Tejada’s batting average
Ruben Tejada was a statistical overachiever in the first half. He hit .325 -- a rate partly justifiable by his line-drive rate of 27 percent.
But Tejada also had 13 hits on his 41 ground balls. That’s a number similar to what Jose Reyes would do when he was at his best (see first half, 2011). But given Tejada’s lack of Reyes-like speed, and what he did in 2011 (when he hit .230 on his ground balls) it seems more likely that his next 41 grounders will produce nine or 10 hits, and not 13.
Keep an eye on this: Tejada has eight hits and 33 outs this season on pitches that were out of the strike zone. In 2011, his rate of outs to hits on pitches out of the strike zone was 11 to 62.
Daniel Murphy hit .475 with three home runs and 15 RBIs in his last 11 games prior to the All-Star break. But perhaps just as important was his solid defense.
Baseball Info Solutions does video review to categorize 30 different types of Good Fielding Plays (GFPs), and 50 types of Defensive Misplays & Errors (DM&Es). Murphy made 29 Defensive Misplays & Errors in the first half, second-most in the National League to the Brewers' Rickie Weeks.

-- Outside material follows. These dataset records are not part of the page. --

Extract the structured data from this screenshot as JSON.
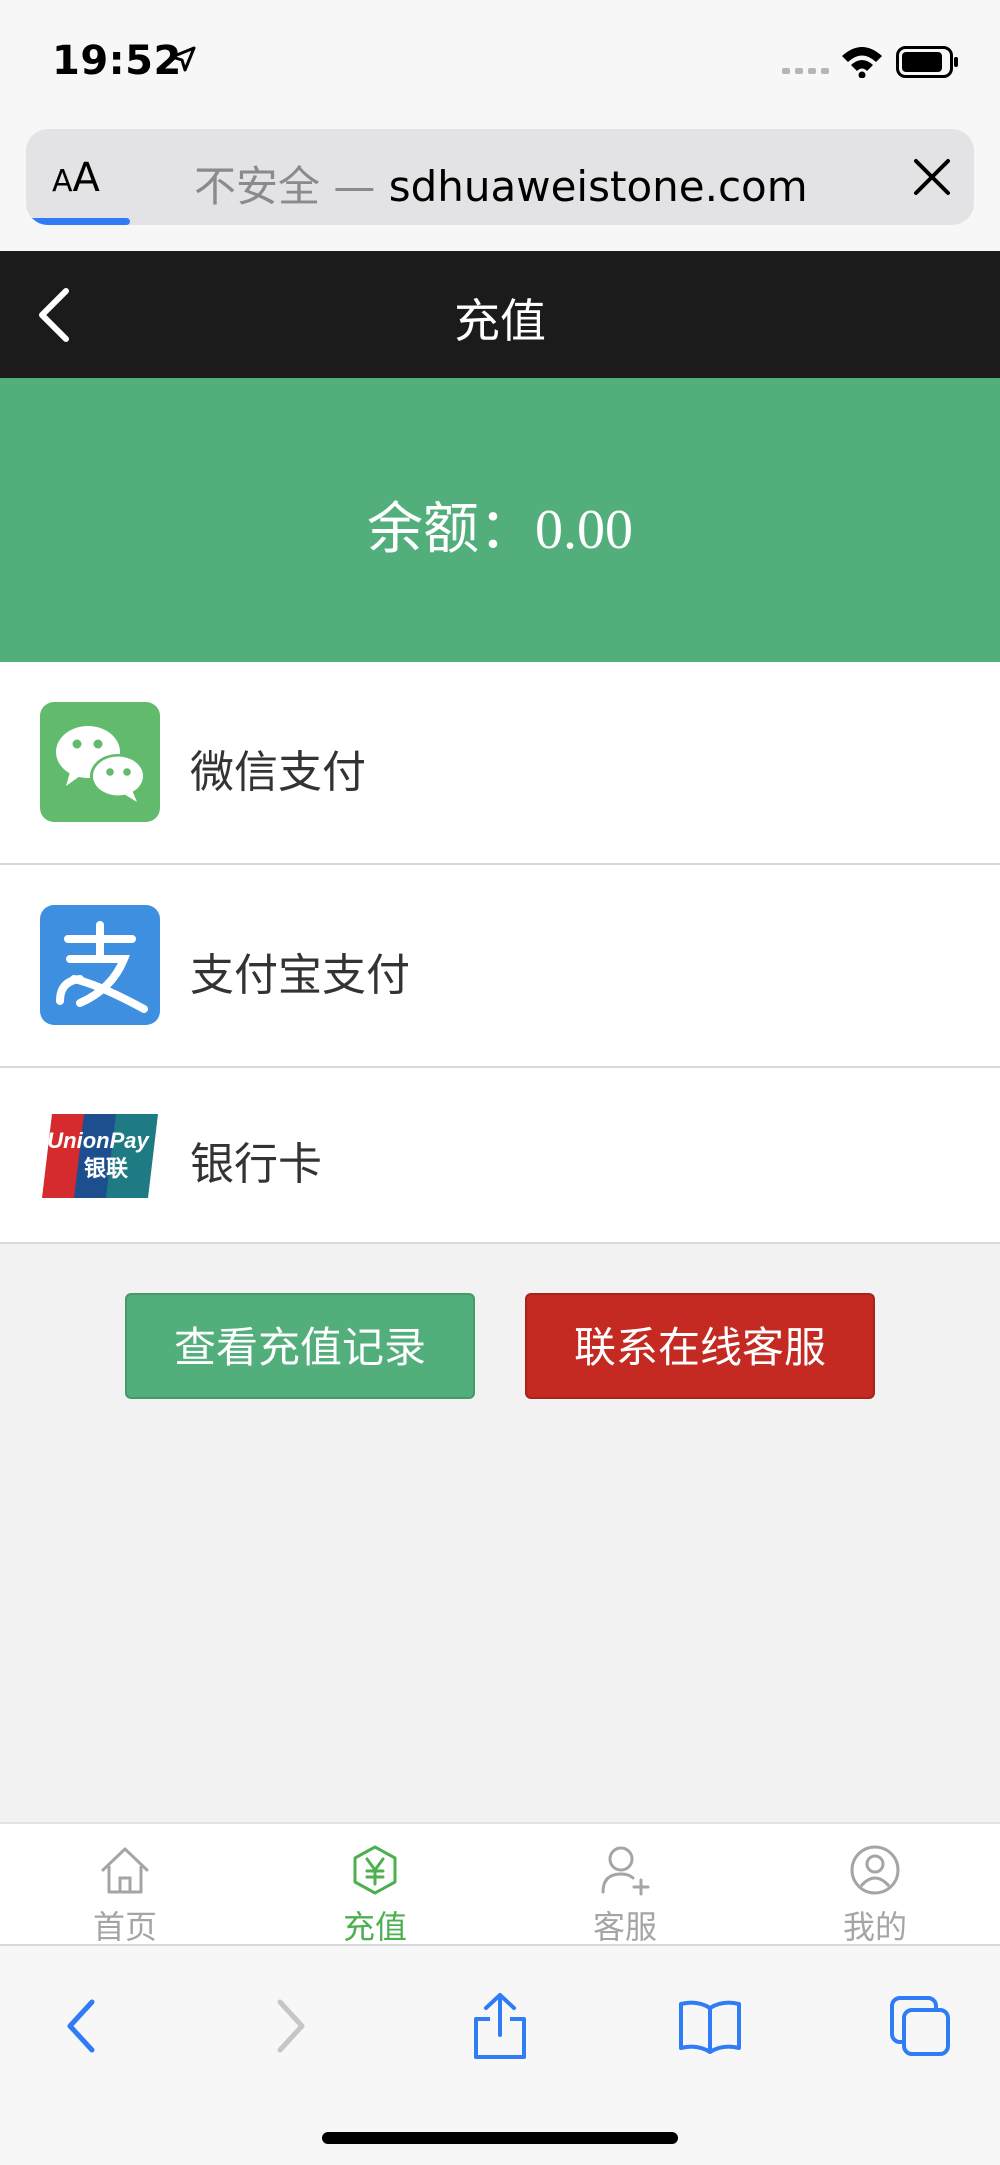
{
  "status_bar": {
    "time": "19:52"
  },
  "address_bar": {
    "text_size_label": "AA",
    "insecure_label": "不安全 —",
    "domain": "sdhuaweistone.com",
    "load_progress": 0.11
  },
  "header": {
    "title": "充值"
  },
  "balance": {
    "label": "余额：",
    "value": "0.00"
  },
  "payment_methods": [
    {
      "label": "微信支付",
      "icon": "wechat-pay-icon"
    },
    {
      "label": "支付宝支付",
      "icon": "alipay-icon"
    },
    {
      "label": "银行卡",
      "icon": "unionpay-icon",
      "icon_text_top": "UnionPay",
      "icon_text_bottom": "银联"
    }
  ],
  "buttons": {
    "records": "查看充值记录",
    "service": "联系在线客服"
  },
  "tabbar": {
    "items": [
      {
        "label": "首页",
        "icon": "home-icon",
        "active": false
      },
      {
        "label": "充值",
        "icon": "recharge-yen-icon",
        "active": true
      },
      {
        "label": "客服",
        "icon": "customer-service-icon",
        "active": false
      },
      {
        "label": "我的",
        "icon": "profile-icon",
        "active": false
      }
    ]
  },
  "colors": {
    "brand_green": "#52ae7b",
    "service_red": "#c42a22",
    "active_tab": "#4caf50",
    "ios_blue": "#2f7cf6"
  }
}
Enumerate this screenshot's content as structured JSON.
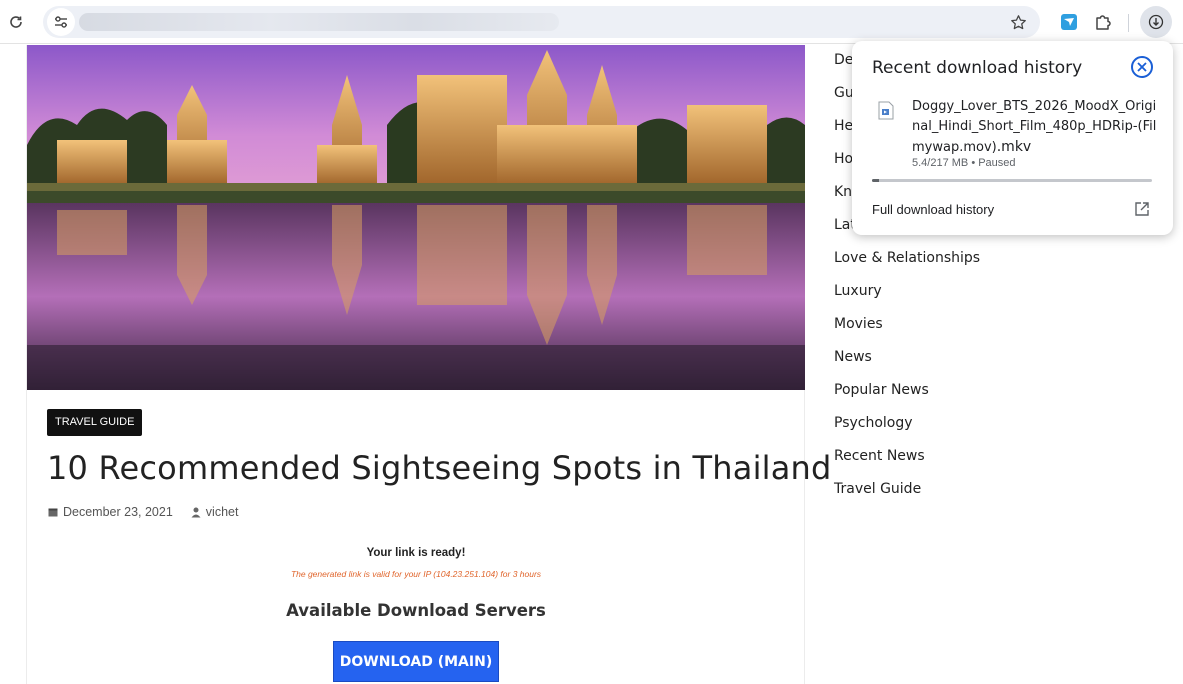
{
  "toolbar": {
    "reload_icon": "reload-icon",
    "site_info_icon": "tune-icon",
    "bookmark_icon": "star-icon",
    "extension_icons": [
      "extension-icon",
      "puzzle-icon"
    ],
    "download_icon": "download-icon"
  },
  "article": {
    "category_tag": "TRAVEL GUIDE",
    "title": "10 Recommended Sightseeing Spots in Thailand",
    "date": "December 23, 2021",
    "author": "vichet",
    "ready_text": "Your link is ready!",
    "valid_text": "The generated link is valid for your IP (104.23.251.104) for 3 hours",
    "servers_heading": "Available Download Servers",
    "download_button": "DOWNLOAD (MAIN)"
  },
  "sidebar": {
    "categories": [
      "De",
      "Gu",
      "He",
      "Ho",
      "Kn",
      "Lat",
      "Love & Relationships",
      "Luxury",
      "Movies",
      "News",
      "Popular News",
      "Psychology",
      "Recent News",
      "Travel Guide"
    ]
  },
  "download_bubble": {
    "title": "Recent download history",
    "file_name": "Doggy_Lover_BTS_2026_MoodX_Original_Hindi_Short_Film_480p_HDRip-(Filmywap.mov)",
    "file_ext": ".mkv",
    "status": "5.4/217 MB • Paused",
    "progress_fraction": 0.025,
    "full_history_label": "Full download history"
  },
  "colors": {
    "accent": "#2563f0",
    "close_ring": "#1a5fd6",
    "status_orange": "#e0652c"
  }
}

But in those last 11 games, in which he played 79 innings at second base, Murphy had five Good Fielding Plays and no DM&Es.
Keep an eye on this: Murphy turned 13 double plays in his first 30 opportunities as a second baseman (meaning he either fielded the ball, or was the pivot man, in a double-play situation). He’s successfully converted 20 of his last 36 (56 percent). The average second baseman converts about two-thirds of his chances.
Punch from the Catcher Position
When you line up the National League contenders, one of the common threads among them is that they get some offensive punch from the catching position.
The Mets' catchers have combined for a .299 slugging percentage -- second-worst in the NL, just ahead of the Padres. Their collective OPS is .603 -- better than only the Marlins, Cubs and Padres.
This issue becomes particularly evident when the Mets face a left-handed pitcher. The catchers' collective slugging percentage and OPS in those instances are .290 and .573 -- largely because Mike Nickeas, who splits playing time with Josh Thole against southpaws, has only two extra-base hits in 48 at-bats against lefties.
Keep an eye on this: That note above is why the Mets desire a player like Ramon Hernandez. Over the last three seasons (admittedly in offense-friendly Cincinnati), Hernandez has a .303/.374/.408 slashline against lefties (batting average/on-base/slugging).